Elles ont beau avoir franchi un grand pas dans leur objectif d’émancipation et d’autonomie, s’être imposées dans plusieurs domaines liés à l’éducation, l’emploi ou l’entrepreneuriat… les femmes ont toujours du mal à trouver leur place dans le top management des entreprises. Manque de compétences ? Faible volonté ? Discrimination ? Qu’est-ce qui empêche les femmes de crever le plafond de verre ? Le débat est ancien, mais les questionnements persistent.

Leadership féminin, l'éternel débat !

Selon le rapport annuel du Conseil économique, social et environnemental (CESE) pour l’année 2015, la participation des femmes à l’emploi est en recul avec un taux d’activité qui est passé de 25,2% en 2014 à 24,8% en 2015. Un taux encore plus faible en milieu urbain puisqu’il y atteint 17,4%. Les derniers chiffres du Haut Commissariat au Plan (HCP) sur la situation, l'évolution et les principales caractéristiques du chômage et du sous-emploi au Maroc en 2016 indiquent aussi que plus de la moitié des chômeurs sont à la recherche de leur premier emploi en 2016. Les femmes (67%) sont plus touchées que les hommes (49%). Et 67,2% des chômeurs au Royaume le sont depuis une année ou plus, et là encore ce sont les femmes qui sont plus concernées (75,8% contre 63,4% des hommes). Autre chiffre frappant, près d’un tiers des chômeurs détiennent un diplôme de niveau supérieur. Les femmes représentent 51,5% d’entre eux, et les hommes 25,5%.
Constat : même si les femmes sont plus présentes dans l’enseignement supérieur et sont plus diplômées qu’avant, elles ont 2 fois moins de chance d’accéder au marché de l’emploi. Pis encore, leurs chances d’évoluer au sein des entreprises pour occuper des postes de management semblent faibles par rapport aux hommes.

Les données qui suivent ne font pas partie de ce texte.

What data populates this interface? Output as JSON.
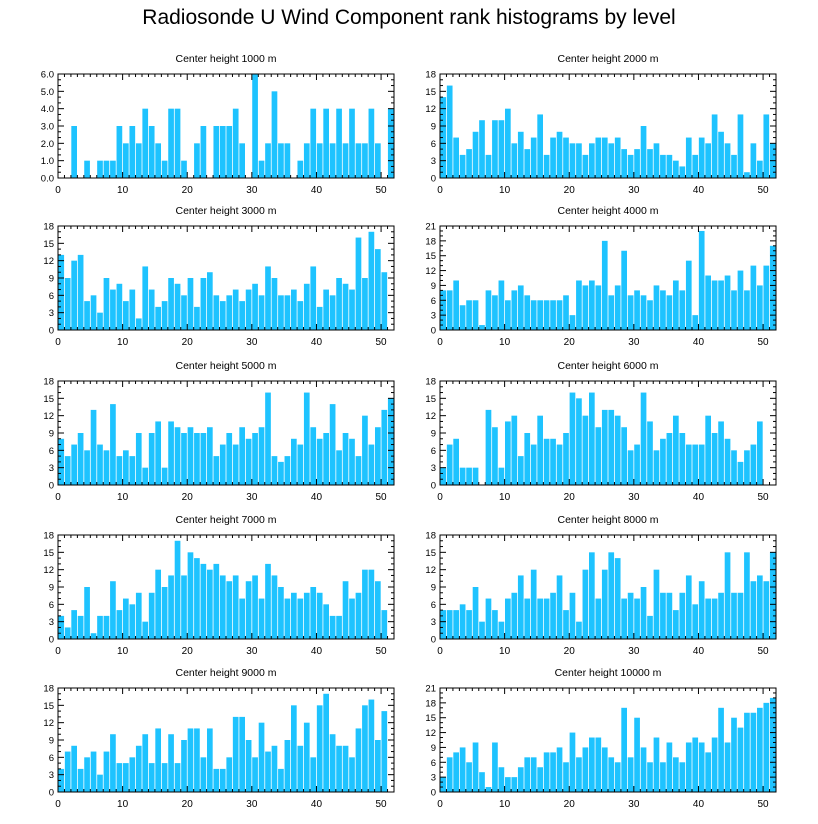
{
  "title": "Radiosonde U Wind Component rank histograms by level",
  "colors": {
    "bar": "#1ec3ff",
    "axis": "#000000",
    "background": "#ffffff"
  },
  "chart_data": [
    {
      "type": "bar",
      "title": "Center height 1000 m",
      "xlim": [
        0,
        52
      ],
      "ylim": [
        0,
        6
      ],
      "xticks": [
        0,
        10,
        20,
        30,
        40,
        50
      ],
      "yticks": [
        0,
        1,
        2,
        3,
        4,
        5,
        6
      ],
      "ytick_labels": [
        "0.0",
        "1.0",
        "2.0",
        "3.0",
        "4.0",
        "5.0",
        "6.0"
      ],
      "values": [
        0,
        0,
        3,
        0,
        1,
        0,
        1,
        1,
        1,
        3,
        2,
        3,
        2,
        4,
        3,
        2,
        1,
        4,
        4,
        1,
        0,
        2,
        3,
        0,
        3,
        3,
        3,
        4,
        2,
        0,
        6,
        1,
        2,
        5,
        2,
        2,
        0,
        1,
        2,
        4,
        2,
        4,
        2,
        4,
        2,
        4,
        2,
        2,
        4,
        2,
        0,
        4
      ]
    },
    {
      "type": "bar",
      "title": "Center height 2000 m",
      "xlim": [
        0,
        52
      ],
      "ylim": [
        0,
        18
      ],
      "xticks": [
        0,
        10,
        20,
        30,
        40,
        50
      ],
      "yticks": [
        0,
        3,
        6,
        9,
        12,
        15,
        18
      ],
      "ytick_labels": [
        "0",
        "3",
        "6",
        "9",
        "12",
        "15",
        "18"
      ],
      "values": [
        14,
        16,
        7,
        4,
        5,
        8,
        10,
        4,
        10,
        10,
        12,
        6,
        8,
        5,
        7,
        11,
        4,
        7,
        8,
        7,
        6,
        6,
        4,
        6,
        7,
        7,
        6,
        7,
        5,
        4,
        5,
        9,
        5,
        6,
        4,
        4,
        3,
        2,
        7,
        4,
        7,
        6,
        11,
        8,
        6,
        4,
        11,
        1,
        6,
        3,
        11,
        6
      ]
    },
    {
      "type": "bar",
      "title": "Center height 3000 m",
      "xlim": [
        0,
        52
      ],
      "ylim": [
        0,
        18
      ],
      "xticks": [
        0,
        10,
        20,
        30,
        40,
        50
      ],
      "yticks": [
        0,
        3,
        6,
        9,
        12,
        15,
        18
      ],
      "ytick_labels": [
        "0",
        "3",
        "6",
        "9",
        "12",
        "15",
        "18"
      ],
      "values": [
        13,
        9,
        12,
        13,
        5,
        6,
        3,
        9,
        7,
        8,
        5,
        7,
        2,
        11,
        7,
        4,
        5,
        9,
        8,
        6,
        9,
        4,
        9,
        10,
        6,
        5,
        6,
        7,
        5,
        7,
        8,
        6,
        11,
        9,
        6,
        6,
        7,
        5,
        8,
        11,
        4,
        7,
        6,
        9,
        8,
        7,
        16,
        9,
        17,
        14,
        10,
        0
      ]
    },
    {
      "type": "bar",
      "title": "Center height 4000 m",
      "xlim": [
        0,
        52
      ],
      "ylim": [
        0,
        21
      ],
      "xticks": [
        0,
        10,
        20,
        30,
        40,
        50
      ],
      "yticks": [
        0,
        3,
        6,
        9,
        12,
        15,
        18,
        21
      ],
      "ytick_labels": [
        "0",
        "3",
        "6",
        "9",
        "12",
        "15",
        "18",
        "21"
      ],
      "values": [
        8,
        8,
        10,
        5,
        6,
        6,
        1,
        8,
        7,
        10,
        6,
        8,
        9,
        7,
        6,
        6,
        6,
        6,
        6,
        7,
        3,
        10,
        9,
        10,
        9,
        18,
        7,
        9,
        16,
        7,
        8,
        7,
        6,
        9,
        8,
        7,
        10,
        8,
        14,
        3,
        20,
        11,
        10,
        10,
        11,
        8,
        12,
        8,
        13,
        9,
        13,
        17
      ]
    },
    {
      "type": "bar",
      "title": "Center height 5000 m",
      "xlim": [
        0,
        52
      ],
      "ylim": [
        0,
        18
      ],
      "xticks": [
        0,
        10,
        20,
        30,
        40,
        50
      ],
      "yticks": [
        0,
        3,
        6,
        9,
        12,
        15,
        18
      ],
      "ytick_labels": [
        "0",
        "3",
        "6",
        "9",
        "12",
        "15",
        "18"
      ],
      "values": [
        8,
        5,
        7,
        9,
        6,
        13,
        7,
        6,
        14,
        5,
        6,
        5,
        9,
        3,
        9,
        11,
        3,
        11,
        10,
        9,
        10,
        9,
        9,
        10,
        5,
        7,
        9,
        7,
        10,
        8,
        9,
        10,
        16,
        5,
        4,
        5,
        8,
        7,
        16,
        10,
        8,
        9,
        14,
        6,
        9,
        8,
        5,
        12,
        7,
        10,
        13,
        15
      ]
    },
    {
      "type": "bar",
      "title": "Center height 6000 m",
      "xlim": [
        0,
        52
      ],
      "ylim": [
        0,
        18
      ],
      "xticks": [
        0,
        10,
        20,
        30,
        40,
        50
      ],
      "yticks": [
        0,
        3,
        6,
        9,
        12,
        15,
        18
      ],
      "ytick_labels": [
        "0",
        "3",
        "6",
        "9",
        "12",
        "15",
        "18"
      ],
      "values": [
        3,
        7,
        8,
        3,
        3,
        3,
        0,
        13,
        10,
        3,
        11,
        12,
        5,
        9,
        7,
        12,
        8,
        8,
        7,
        9,
        16,
        15,
        12,
        16,
        10,
        13,
        13,
        12,
        10,
        6,
        7,
        16,
        11,
        6,
        8,
        9,
        12,
        9,
        7,
        7,
        7,
        12,
        9,
        11,
        8,
        6,
        4,
        6,
        7,
        11,
        0,
        0
      ]
    },
    {
      "type": "bar",
      "title": "Center height 7000 m",
      "xlim": [
        0,
        52
      ],
      "ylim": [
        0,
        18
      ],
      "xticks": [
        0,
        10,
        20,
        30,
        40,
        50
      ],
      "yticks": [
        0,
        3,
        6,
        9,
        12,
        15,
        18
      ],
      "ytick_labels": [
        "0",
        "3",
        "6",
        "9",
        "12",
        "15",
        "18"
      ],
      "values": [
        4,
        2,
        5,
        4,
        9,
        1,
        4,
        4,
        10,
        5,
        7,
        6,
        8,
        3,
        8,
        12,
        9,
        11,
        17,
        11,
        15,
        14,
        13,
        12,
        13,
        11,
        10,
        11,
        7,
        10,
        11,
        7,
        13,
        11,
        9,
        7,
        8,
        7,
        8,
        9,
        8,
        6,
        4,
        4,
        10,
        7,
        8,
        12,
        12,
        10,
        5,
        0
      ]
    },
    {
      "type": "bar",
      "title": "Center height 8000 m",
      "xlim": [
        0,
        52
      ],
      "ylim": [
        0,
        18
      ],
      "xticks": [
        0,
        10,
        20,
        30,
        40,
        50
      ],
      "yticks": [
        0,
        3,
        6,
        9,
        12,
        15,
        18
      ],
      "ytick_labels": [
        "0",
        "3",
        "6",
        "9",
        "12",
        "15",
        "18"
      ],
      "values": [
        5,
        5,
        5,
        6,
        5,
        9,
        3,
        7,
        5,
        3,
        7,
        8,
        11,
        7,
        12,
        7,
        7,
        8,
        11,
        5,
        8,
        3,
        12,
        15,
        7,
        12,
        15,
        14,
        7,
        8,
        7,
        9,
        4,
        12,
        8,
        8,
        5,
        8,
        11,
        6,
        10,
        7,
        7,
        8,
        15,
        8,
        8,
        15,
        10,
        11,
        10,
        15
      ]
    },
    {
      "type": "bar",
      "title": "Center height 9000 m",
      "xlim": [
        0,
        52
      ],
      "ylim": [
        0,
        18
      ],
      "xticks": [
        0,
        10,
        20,
        30,
        40,
        50
      ],
      "yticks": [
        0,
        3,
        6,
        9,
        12,
        15,
        18
      ],
      "ytick_labels": [
        "0",
        "3",
        "6",
        "9",
        "12",
        "15",
        "18"
      ],
      "values": [
        4,
        7,
        8,
        4,
        6,
        7,
        3,
        7,
        10,
        5,
        5,
        6,
        8,
        10,
        5,
        11,
        5,
        10,
        5,
        9,
        11,
        11,
        6,
        11,
        4,
        4,
        6,
        13,
        13,
        9,
        6,
        12,
        7,
        8,
        4,
        9,
        15,
        8,
        12,
        6,
        15,
        17,
        10,
        8,
        8,
        6,
        11,
        15,
        16,
        9,
        14,
        0
      ]
    },
    {
      "type": "bar",
      "title": "Center height 10000 m",
      "xlim": [
        0,
        52
      ],
      "ylim": [
        0,
        21
      ],
      "xticks": [
        0,
        10,
        20,
        30,
        40,
        50
      ],
      "yticks": [
        0,
        3,
        6,
        9,
        12,
        15,
        18,
        21
      ],
      "ytick_labels": [
        "0",
        "3",
        "6",
        "9",
        "12",
        "15",
        "18",
        "21"
      ],
      "values": [
        3,
        7,
        8,
        9,
        6,
        10,
        4,
        1,
        10,
        5,
        3,
        3,
        5,
        7,
        7,
        5,
        8,
        8,
        9,
        6,
        12,
        7,
        9,
        11,
        11,
        9,
        7,
        6,
        17,
        7,
        15,
        9,
        6,
        11,
        6,
        10,
        7,
        6,
        10,
        11,
        10,
        8,
        11,
        17,
        10,
        15,
        13,
        16,
        16,
        17,
        18,
        19
      ]
    }
  ]
}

Les femmes s’autocensurent-elles ?

«Les postes de management sont très exigeants personnellement et professionnellement. Généralement, les femmes choisissent l’équilibre personnel à l’évolution de carrière et la prise de responsabilité, alors que les hommes privilégient leur carrière. C’est pour cela qu’il est plus facile pour un homme d’atteindre un poste de dirigeant. Le principal frein de la femme est la volonté : la carrière et la progression professionnelle sont reléguées au second plan. La femme préfère prendre un rythme de progression plus lent et faible», explique Alexandra Montant, DGA de ReKrute.com, le portail dédié à l’emploi au Maroc. Même son de cloche auprès de Laila Mamou, présidente du directoire de Wafasalaf : «nous, femmes marocaines, de par notre éducation parfois culpabilisante, contradictoire, mais heureusement avec de fortes valeurs, avons besoin de travailler sur nos propres freins pour aller de l'avant». Et d’ajouter : «dans un pays où le taux d'activité des femmes est en baisse, les filles scolarisées sont en nombre aussi important que les garçons, où le taux de chômage des jeunes avoisine les 38,8%, il est de la responsabilité des femmes, qui ont plus d'expérience et d'expertise, de guider et d'accompagner les femmes pour qu'elles restent dans l'activité, surtout entre 30 et 35 ans, c’est un tournant important, où il faut être aidées».

Le mentoring pour avancer

Les hommes sont-ils un frein à l'évolution de carrière des femmes ? Il semble que non. «Le manque de femmes au top management ne se ressent pas à l’étape du recrutement, mais plutôt en interne. Il y a toujours un obstacle à l’évolution de la femme en interne : à un moment, la carrière des femmes stagne à cause du manque de réseau professionnel. En effet, la femme a tendance à se réfugier dans le travail, là où les hommes rencontrent des dirigeants à l’extérieur et développent leurs réseaux», affirme la DGA de ReKrute.com. De son côté, Laila Mamou assure avoir toujours bénéficié de soutien : «durant ma carrière, j'ai eu la chance d'avoir des patrons qui m'ont permis de grandir et de me former».
Afin d'encourager les femmes à occuper des postes de dirigeantes au sein des entreprises et les soutenir dans leurs ambitions d'évolution de carrière, Laila Mamou suggère le mentoring. «Le mentoring est une chaîne solidaire, qu'il faut multiplier dans les entreprises. Le rôle du mentor est de partager son expérience, faire profiter le mentee de son réseau, lui apporter de la bienveillance tout en mettant les protections nécessaires avant toute prise de risque. Cette relation permet au mentor de rester connecté à ces jeunes qui arrivent sur le marché avec de nouveaux besoins et de nouvelles problématiques», explique la présidente du directoire de Wafasalaf. Elle souligne aussi : «j'ai été impressionnée par le niveau des jeunes femmes : elles sont très diplômées, ambitieuses et soucieuses de leur équilibre vie privée-vie professionnelle en prenant part à l'initiative de Zineb Baiz qui a fondé, cette année, “Mentor'elles”».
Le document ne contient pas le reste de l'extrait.